A consortium led by Russian scientists Sergey Taskaev and Vladimir Khovaylo, analysed this dust, the results of which were published last month in EPJ Plus.
They initially analysed the dust under a light microscope, where they spotted micrometre-sized carbon crystals.
Next they analysed these crystals under a scanning electron microscopy, that visualises objects to a higher resolution.
The researchers saw they were formed of a variety of unusual shapes, including some closed, almost-spherical shells and hexagonal rods.
They described these as ‘unique morphological peculiarities’ in the paper.
Initial molecular dynamics results of the shapes of the two crystals found in the meteorite dust.

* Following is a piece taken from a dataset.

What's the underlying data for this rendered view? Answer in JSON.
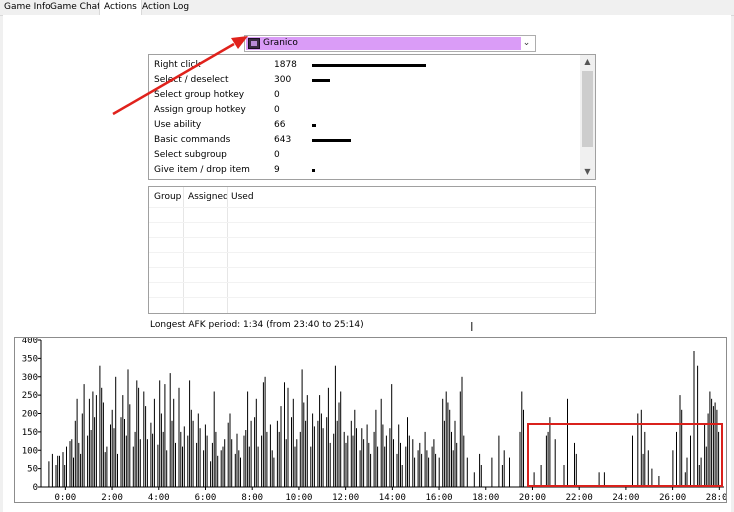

A: Buckminster fullerene, B: polyhexacyclooctadecane
They then visualised the crystals even further using Raman spectroscopy and X-ray crystallography.
Raman spectroscopy analyses molecular vibrations, and X-ray crystallography creates an image of the molecule from how it diffracts an X-ray beam.
The results suggest that these unusual crystals were made of graphene sheets – single layers of carbon atoms arranged in a hexagonal lattice – surrounding a central nanocluster.
The scientists then used computer simulations to investigate this stacking process, and found two ‘likely suspects’ of the contained nanoclusters.
The first is buckminsterfullerene – a molecule made of 60 carbon atoms arranged into a sphere of hexagons, like a football.
The second is polyhexacyclooctadecane, C18H12 – a complex molecule of carbon and hydrogen in a honeycomb structure.
It is hoped that future analyses of dust from other meteorites will reveal if these crystals are common byproducts of meteor break-ups or are unique to the Chelyabinsk event.
Explained: The difference between an asteroid, meteorite and other space rocks
An asteroid is a large chunk of rock left over from collisions or the early solar system. Most are located between Mars and Jupiter in the Main Belt.
A comet is a rock covered in ice, methane and other compounds. Their orbits take them much further out of the solar system.
A meteor is what astronomers call a flash of light in the atmosphere when debris burns up.
This debris itself is known as a meteoroid. Most are so small they are vapourised in the atmosphere.
If any of this meteoroid makes it to Earth, it is called a meteorite.
Meteors, meteoroids and meteorites normally originate from asteroids and comets.
For example, if Earth passes through the tail of a comet, much of the debris burns up in the atmosphere, forming a meteor shower.